Definitely make a formal complaint to your manager and try to see if you can speak to them, face to face, as well. The woman is outrageous. As everyone has pointed out, your medical history is none of your damned business.

She sounds as though she could be trying a scam.

ImCamembertTheBigCheese · 30/01/2024 20:02

Two ways I would deal with this type of issue.

"This is not the topic of the meeting but happy to pick up offline"

"We have discussed already this and you have my answer, things will not change raised in a different forum. Shall we get back to the agenda?"
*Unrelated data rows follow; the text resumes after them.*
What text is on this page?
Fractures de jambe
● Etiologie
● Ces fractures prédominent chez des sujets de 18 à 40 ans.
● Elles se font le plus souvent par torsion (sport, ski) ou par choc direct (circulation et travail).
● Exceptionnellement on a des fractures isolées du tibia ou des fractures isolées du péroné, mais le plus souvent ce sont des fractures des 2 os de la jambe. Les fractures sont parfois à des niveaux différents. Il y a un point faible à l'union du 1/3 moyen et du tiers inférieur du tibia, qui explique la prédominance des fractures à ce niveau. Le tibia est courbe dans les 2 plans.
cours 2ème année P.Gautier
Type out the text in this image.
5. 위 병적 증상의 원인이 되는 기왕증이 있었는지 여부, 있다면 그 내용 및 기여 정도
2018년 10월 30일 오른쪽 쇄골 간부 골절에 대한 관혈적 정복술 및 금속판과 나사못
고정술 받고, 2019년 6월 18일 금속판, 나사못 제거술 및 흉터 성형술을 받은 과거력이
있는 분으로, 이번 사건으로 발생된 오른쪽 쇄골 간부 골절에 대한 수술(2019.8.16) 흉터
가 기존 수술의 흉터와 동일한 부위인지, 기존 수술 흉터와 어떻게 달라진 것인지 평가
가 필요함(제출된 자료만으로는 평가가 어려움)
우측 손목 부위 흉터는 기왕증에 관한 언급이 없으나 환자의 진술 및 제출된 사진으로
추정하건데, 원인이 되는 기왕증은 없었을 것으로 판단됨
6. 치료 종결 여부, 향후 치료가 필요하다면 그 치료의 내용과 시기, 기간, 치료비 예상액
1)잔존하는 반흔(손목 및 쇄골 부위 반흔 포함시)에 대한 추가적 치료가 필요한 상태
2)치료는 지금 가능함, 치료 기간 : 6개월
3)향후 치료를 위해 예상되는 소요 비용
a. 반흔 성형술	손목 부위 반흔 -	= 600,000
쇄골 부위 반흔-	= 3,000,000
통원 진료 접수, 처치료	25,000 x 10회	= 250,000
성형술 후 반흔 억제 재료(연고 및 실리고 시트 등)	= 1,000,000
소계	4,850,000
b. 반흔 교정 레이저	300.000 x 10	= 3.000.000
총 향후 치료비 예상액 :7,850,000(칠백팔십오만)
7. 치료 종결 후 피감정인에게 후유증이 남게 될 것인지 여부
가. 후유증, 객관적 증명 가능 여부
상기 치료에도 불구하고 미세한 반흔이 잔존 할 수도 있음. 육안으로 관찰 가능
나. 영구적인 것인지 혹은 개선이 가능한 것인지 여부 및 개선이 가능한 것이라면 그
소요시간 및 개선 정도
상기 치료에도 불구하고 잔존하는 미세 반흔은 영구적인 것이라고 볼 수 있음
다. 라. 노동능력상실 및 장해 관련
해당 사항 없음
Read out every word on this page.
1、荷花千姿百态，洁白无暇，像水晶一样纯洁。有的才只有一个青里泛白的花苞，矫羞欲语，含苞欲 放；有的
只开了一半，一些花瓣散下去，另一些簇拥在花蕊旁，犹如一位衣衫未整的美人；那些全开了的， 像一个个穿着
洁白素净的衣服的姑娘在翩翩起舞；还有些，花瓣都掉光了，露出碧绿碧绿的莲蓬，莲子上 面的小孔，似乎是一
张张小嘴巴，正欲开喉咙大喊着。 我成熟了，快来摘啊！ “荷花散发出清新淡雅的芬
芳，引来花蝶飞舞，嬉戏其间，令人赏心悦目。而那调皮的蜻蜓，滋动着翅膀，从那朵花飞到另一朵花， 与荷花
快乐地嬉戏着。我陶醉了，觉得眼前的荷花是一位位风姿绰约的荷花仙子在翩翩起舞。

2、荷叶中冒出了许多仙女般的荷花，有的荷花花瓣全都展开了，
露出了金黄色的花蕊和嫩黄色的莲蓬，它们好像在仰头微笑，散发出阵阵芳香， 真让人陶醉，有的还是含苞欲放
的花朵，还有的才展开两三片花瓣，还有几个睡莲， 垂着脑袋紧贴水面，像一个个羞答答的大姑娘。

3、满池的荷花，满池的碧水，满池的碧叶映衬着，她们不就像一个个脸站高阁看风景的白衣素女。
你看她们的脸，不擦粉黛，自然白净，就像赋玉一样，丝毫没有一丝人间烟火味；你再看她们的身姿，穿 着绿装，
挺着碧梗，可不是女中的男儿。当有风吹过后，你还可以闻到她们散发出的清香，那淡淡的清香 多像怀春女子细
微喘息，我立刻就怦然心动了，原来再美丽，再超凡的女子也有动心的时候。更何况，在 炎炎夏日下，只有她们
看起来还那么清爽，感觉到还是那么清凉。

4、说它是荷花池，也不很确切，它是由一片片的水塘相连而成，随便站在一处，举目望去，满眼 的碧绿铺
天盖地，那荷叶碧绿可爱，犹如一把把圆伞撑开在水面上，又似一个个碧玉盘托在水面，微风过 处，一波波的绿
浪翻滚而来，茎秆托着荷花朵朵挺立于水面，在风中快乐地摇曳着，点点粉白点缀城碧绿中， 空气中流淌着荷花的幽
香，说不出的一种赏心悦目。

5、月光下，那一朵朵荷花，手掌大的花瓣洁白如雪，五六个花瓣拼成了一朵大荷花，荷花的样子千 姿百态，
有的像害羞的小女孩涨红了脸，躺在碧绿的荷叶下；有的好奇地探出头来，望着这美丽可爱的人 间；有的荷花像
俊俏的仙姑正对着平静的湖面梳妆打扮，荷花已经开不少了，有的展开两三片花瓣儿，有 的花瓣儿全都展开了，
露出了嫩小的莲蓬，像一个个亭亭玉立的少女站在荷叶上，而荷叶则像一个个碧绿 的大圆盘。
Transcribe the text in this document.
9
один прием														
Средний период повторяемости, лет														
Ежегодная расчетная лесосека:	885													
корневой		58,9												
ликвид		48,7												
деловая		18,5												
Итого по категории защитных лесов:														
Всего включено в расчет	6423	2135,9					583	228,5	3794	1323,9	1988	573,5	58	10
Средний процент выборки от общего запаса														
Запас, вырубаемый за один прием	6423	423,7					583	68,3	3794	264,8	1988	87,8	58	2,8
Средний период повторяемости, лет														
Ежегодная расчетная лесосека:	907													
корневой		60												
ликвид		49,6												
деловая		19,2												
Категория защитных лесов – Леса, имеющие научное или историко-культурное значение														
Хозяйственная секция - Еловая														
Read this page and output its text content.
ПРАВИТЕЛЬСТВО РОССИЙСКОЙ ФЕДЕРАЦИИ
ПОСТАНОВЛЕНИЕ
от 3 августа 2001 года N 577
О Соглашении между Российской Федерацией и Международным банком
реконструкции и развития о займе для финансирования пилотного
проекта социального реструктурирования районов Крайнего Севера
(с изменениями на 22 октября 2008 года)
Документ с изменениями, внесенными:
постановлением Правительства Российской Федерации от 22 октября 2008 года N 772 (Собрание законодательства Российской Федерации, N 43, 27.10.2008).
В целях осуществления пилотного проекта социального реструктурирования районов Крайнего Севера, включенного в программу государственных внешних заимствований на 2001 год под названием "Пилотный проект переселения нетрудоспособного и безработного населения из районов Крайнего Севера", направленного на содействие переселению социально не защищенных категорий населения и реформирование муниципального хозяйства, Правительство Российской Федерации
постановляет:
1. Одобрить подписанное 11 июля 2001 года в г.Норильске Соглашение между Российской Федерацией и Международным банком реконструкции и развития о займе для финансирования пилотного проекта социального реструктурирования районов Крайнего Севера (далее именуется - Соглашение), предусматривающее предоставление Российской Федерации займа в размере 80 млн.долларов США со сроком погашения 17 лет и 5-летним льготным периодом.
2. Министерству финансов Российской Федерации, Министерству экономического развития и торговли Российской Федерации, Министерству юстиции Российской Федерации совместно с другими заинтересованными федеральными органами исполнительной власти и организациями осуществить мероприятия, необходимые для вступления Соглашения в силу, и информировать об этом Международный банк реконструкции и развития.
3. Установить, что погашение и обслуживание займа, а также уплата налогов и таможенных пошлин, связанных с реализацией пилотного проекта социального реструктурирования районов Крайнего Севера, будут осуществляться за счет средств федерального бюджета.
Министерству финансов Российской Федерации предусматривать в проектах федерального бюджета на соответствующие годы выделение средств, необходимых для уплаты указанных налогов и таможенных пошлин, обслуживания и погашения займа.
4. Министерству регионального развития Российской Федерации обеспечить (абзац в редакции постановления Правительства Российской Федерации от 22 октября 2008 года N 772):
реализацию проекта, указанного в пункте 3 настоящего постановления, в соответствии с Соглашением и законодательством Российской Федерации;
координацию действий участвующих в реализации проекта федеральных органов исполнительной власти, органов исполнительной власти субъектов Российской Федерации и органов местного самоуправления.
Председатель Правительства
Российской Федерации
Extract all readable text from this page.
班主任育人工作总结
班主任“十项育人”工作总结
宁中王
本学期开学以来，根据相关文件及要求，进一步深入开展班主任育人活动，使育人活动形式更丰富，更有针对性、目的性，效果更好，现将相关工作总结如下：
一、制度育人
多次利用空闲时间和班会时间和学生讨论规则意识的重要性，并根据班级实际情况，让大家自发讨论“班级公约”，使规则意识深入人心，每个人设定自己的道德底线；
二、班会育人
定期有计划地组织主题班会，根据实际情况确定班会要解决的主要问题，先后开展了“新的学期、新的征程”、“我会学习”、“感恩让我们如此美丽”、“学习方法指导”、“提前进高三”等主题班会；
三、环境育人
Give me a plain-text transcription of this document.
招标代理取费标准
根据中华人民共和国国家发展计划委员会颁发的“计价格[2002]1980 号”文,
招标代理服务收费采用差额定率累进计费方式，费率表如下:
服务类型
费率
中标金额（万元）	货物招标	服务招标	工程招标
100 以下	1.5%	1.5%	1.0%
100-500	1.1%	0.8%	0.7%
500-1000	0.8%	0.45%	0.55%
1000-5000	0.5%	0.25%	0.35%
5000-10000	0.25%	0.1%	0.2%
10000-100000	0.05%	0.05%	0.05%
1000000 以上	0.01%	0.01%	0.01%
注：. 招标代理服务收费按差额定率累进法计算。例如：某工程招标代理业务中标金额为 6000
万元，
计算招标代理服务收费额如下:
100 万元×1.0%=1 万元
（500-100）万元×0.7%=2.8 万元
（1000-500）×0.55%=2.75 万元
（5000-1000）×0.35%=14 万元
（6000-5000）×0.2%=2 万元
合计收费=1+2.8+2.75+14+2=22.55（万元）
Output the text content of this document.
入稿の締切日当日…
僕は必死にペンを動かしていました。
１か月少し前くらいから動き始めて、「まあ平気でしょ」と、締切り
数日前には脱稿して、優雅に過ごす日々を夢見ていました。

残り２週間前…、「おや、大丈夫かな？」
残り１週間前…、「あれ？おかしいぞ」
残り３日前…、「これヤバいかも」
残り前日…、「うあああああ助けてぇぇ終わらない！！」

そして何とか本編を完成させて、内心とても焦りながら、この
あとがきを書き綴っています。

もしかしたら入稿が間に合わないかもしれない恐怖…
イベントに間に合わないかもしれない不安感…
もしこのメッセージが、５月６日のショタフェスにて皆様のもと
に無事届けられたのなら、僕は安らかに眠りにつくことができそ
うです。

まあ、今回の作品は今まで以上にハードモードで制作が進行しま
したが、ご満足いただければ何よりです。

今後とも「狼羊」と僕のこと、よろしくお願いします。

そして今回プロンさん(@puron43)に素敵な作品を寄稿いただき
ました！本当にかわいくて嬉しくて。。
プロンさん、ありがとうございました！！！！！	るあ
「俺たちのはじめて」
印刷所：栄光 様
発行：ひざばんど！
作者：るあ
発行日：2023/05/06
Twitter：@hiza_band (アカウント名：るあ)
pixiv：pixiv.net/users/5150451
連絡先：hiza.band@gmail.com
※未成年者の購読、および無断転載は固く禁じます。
Raffleyourdoughnut · 30/01/2024 21:20

Just an update. I spoke with my managers today and they are not happy with both me being asked for my paperwork and with the other women's teams messages. I had sent them screenshots of the teams messages.

They have spoken to colleague and apparently she didn't know what a RA was, that it relate to disabilities, despite her having years of LA employment. My managers advised that she won't be raising anything to do with this with me again ever.

I thought that was the end of it however I got an email from colleague saying she was sorry I made myself upset 🤔and she didn't expect me to speak to management about it. Apparently she didn't know what she was asking for was an issue especially 'as I don't look disabled' and that she didn't think I was disabled as I work because 'disabled people don't work' 🙄

This email has been forwarded to management and HR.

OP posts:
RandomMess · 30/01/2024 21:21

😳😳😳😳😳😳

My mind is boggling at how someone can be so ignorant!!

murasaki · 30/01/2024 21:24

Way to double down. Well done for sending those emails on. Someone is going to find themselves in disability awareness training pronto.

It was a shitty non apology, too.

Quitelikeit · 30/01/2024 21:25

Glad you sent the latest email
on some people really are unpleasant

SilkyMoonfaceSaucepanMan · 30/01/2024 21:27

Wow. Good for you for forwarding it. I can’t believe how ignorant this woman is! (Only I can, sadly.)